引き分けの解釈を転換する「引き分けは引くのではなく、押し開く」

引き分けの運動は弓を引く動作の中で横線の運動に関わる大事な動きです。そのため、引き分けの解釈をしっかりしておかないと、悪い癖がなかなか直らない射になってしまいます。

 

ここでは、弓を合理的に負担なく引くための引き分けの解釈を説明していきます。

 

引き分けは「引きよせる」のではなく、「押し開く」
多くの人は弓を「引く」動作だととらえる人がいます。「体全体で大きく引こう」、といわれると、右手で弦を自分の肩まで「引く」動作だと思い、引き分けをします。

 

しかし、弓を引き寄せようとすると、体全体を使って大きく弓を引くことができません。あなたも、引き分けで自分の体に引き寄せようとすると、「会」の最中に筋肉が力んだり、離れがゆるんでしまった経験があると思います。

 

それらは、弓を引きよせたことで起こった結果です。そのため、引き分けの考え方を転換する必要があります。それは、弓を「押し開いていくもの」と考えることです。

 

弓を右手で引くのではなく、大三でとった右肘の張りをなくさずに、むしろ右肘で斜め後方に押し、左拳で徐徐に的方向に開いていくように引き分けていきます。

 

この引き方の意味がわかれば、弓道の技術は確実に向上にします。あらゆる射癖にかかりにくくなり、離れが鋭くなります。的中率も格段に上がります。

 

弓聖、阿波健造に師事された、明治以降の有名な射士である吉田能安先生は、「弓は引くものではなく、押し開くものと心得ないといけない」と説明しています。

 

押し開く引き分けをしなければ、あらゆる射癖にかかる可能性がある
もし、弓を引っ張るように「引き分け」をするならば、何かものを引っ張るときと同じように力を働かせることになります。手首や引っ張るものをぐっとつかんで拳に力を入れて引かなければいけません。

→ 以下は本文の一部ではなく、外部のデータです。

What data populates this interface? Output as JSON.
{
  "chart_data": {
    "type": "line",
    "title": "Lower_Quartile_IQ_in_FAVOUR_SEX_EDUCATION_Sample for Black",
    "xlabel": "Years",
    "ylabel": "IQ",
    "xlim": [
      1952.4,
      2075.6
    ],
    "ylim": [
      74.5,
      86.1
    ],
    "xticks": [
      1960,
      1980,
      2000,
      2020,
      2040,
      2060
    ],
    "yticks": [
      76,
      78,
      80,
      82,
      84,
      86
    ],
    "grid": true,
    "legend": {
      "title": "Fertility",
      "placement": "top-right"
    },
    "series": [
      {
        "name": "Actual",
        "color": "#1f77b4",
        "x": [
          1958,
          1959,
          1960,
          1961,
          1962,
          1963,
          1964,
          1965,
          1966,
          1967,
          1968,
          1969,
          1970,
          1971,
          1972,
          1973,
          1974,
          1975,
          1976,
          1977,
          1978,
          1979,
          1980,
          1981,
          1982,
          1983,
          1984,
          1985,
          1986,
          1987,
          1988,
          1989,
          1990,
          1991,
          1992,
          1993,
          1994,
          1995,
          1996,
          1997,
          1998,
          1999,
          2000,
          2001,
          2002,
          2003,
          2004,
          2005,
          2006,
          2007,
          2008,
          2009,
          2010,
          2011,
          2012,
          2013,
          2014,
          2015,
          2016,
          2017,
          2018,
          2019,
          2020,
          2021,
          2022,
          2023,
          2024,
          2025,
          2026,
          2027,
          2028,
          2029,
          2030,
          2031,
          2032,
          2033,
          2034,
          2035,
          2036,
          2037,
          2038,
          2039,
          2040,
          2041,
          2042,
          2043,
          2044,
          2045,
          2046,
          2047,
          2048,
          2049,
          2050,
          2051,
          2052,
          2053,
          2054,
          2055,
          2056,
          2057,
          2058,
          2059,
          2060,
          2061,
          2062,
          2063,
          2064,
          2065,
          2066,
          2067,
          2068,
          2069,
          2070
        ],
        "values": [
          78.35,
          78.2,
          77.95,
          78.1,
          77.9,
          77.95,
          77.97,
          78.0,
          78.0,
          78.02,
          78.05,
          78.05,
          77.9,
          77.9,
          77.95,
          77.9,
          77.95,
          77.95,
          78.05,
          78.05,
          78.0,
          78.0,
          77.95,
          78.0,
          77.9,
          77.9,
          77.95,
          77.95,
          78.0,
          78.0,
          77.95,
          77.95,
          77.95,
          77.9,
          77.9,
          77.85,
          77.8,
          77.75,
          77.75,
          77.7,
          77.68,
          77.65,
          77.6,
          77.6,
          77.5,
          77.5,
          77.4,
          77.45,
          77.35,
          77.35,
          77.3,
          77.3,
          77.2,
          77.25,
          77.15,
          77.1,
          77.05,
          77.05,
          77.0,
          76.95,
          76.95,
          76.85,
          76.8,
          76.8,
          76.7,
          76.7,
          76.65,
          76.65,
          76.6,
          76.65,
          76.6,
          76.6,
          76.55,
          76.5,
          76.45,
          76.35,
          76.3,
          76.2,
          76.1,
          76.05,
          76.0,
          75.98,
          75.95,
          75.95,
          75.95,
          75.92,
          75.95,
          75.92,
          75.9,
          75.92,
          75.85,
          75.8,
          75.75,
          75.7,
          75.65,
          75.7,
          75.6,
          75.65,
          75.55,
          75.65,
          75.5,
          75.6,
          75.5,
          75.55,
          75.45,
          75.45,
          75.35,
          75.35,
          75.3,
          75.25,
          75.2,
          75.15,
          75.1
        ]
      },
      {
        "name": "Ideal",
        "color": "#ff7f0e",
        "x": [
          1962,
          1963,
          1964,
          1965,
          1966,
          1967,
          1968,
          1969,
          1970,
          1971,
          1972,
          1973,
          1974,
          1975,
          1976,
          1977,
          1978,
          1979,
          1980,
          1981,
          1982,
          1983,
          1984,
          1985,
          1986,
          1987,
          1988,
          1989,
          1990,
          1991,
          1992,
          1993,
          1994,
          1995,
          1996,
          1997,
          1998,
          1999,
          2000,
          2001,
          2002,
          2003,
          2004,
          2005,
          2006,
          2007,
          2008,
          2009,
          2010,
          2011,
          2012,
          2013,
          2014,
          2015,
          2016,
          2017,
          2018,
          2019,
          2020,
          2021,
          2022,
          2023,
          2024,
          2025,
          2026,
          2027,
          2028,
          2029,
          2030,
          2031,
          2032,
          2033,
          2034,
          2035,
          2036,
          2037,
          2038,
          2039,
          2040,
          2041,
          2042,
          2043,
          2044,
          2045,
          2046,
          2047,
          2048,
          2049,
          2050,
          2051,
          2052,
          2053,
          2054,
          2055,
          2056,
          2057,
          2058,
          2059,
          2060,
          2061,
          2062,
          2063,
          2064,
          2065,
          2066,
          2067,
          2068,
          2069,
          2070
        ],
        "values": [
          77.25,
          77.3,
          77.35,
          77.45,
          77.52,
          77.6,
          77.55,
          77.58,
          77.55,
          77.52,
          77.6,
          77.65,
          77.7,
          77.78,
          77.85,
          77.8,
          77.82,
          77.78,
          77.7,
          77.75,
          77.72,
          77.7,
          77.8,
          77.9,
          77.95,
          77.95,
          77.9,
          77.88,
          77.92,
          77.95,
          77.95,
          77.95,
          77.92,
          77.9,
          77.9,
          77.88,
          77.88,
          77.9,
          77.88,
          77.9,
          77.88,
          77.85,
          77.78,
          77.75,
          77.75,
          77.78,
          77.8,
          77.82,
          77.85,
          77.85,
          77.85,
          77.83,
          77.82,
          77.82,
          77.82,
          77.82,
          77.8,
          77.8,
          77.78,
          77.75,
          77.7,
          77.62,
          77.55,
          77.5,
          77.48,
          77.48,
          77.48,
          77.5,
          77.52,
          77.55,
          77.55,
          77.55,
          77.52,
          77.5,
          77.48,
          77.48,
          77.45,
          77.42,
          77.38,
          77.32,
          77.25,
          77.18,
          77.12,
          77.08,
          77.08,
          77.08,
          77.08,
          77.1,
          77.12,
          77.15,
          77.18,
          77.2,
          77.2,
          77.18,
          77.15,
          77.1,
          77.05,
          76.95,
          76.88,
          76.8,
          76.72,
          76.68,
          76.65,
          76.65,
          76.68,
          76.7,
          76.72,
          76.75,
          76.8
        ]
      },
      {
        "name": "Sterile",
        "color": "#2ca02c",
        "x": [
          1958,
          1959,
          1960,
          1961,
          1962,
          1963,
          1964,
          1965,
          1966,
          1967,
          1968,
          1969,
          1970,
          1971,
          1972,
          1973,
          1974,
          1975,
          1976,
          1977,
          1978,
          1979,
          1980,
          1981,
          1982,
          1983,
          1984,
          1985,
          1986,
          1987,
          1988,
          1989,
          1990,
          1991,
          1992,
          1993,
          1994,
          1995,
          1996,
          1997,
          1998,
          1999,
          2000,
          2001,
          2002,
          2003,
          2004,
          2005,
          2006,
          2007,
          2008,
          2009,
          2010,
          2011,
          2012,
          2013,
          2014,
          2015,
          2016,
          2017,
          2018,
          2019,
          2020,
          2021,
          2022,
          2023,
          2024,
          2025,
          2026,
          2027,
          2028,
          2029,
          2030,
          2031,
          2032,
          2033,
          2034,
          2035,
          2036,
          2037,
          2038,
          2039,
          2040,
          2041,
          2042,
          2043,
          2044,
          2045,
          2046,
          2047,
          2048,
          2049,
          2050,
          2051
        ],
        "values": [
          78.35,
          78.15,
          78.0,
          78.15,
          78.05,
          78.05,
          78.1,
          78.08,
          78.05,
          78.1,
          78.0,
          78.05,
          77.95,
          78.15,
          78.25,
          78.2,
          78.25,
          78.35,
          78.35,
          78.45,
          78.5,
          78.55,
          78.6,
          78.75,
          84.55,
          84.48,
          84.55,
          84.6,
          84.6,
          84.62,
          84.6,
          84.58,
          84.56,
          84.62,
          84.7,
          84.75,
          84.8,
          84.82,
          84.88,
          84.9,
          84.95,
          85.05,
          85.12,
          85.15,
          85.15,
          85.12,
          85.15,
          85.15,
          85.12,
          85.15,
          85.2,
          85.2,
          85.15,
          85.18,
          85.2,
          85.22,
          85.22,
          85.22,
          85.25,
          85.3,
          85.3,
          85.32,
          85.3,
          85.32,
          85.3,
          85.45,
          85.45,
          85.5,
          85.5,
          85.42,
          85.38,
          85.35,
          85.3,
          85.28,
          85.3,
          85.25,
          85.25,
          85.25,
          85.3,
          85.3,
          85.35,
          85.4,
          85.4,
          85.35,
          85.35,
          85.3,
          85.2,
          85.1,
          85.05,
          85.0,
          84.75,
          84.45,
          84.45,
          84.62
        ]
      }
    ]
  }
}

この拳の力が「手操り」という病癖です。

 

引っ張ってきたものを離すためには一度その拳の力を抜かなければいけません。これが「ゆるみ離れ」という病癖につながります。

 

そして、そのような力の使い方で弓を引いていると体力が早く消耗して、会がもたなくなります。これが「早気」につながります。

 

弓道の三つのよく出てくる「手操り」「ゆるみ離れ」「早気」はここで出てきます。引く引き分けによってこの三つの病癖が出てきます。

 

押し開く引き分けをすると、この三つの射癖にかかりにくくなります。拳を引っ張るような力の使い方ではなく、脇の下から腕の裏側にかけて押していく使い方に変わるからです。拳に力こもるようなことはなくなり、離れが鋭くなったり射型がキレイに整えたりすることができます。

 

さらに射技や射型を向上させるには引き分けの考え方を変えましょう。「引きよせる」のではなく、「押し開く」ものと捉えることで、さらに実力は向上していきます。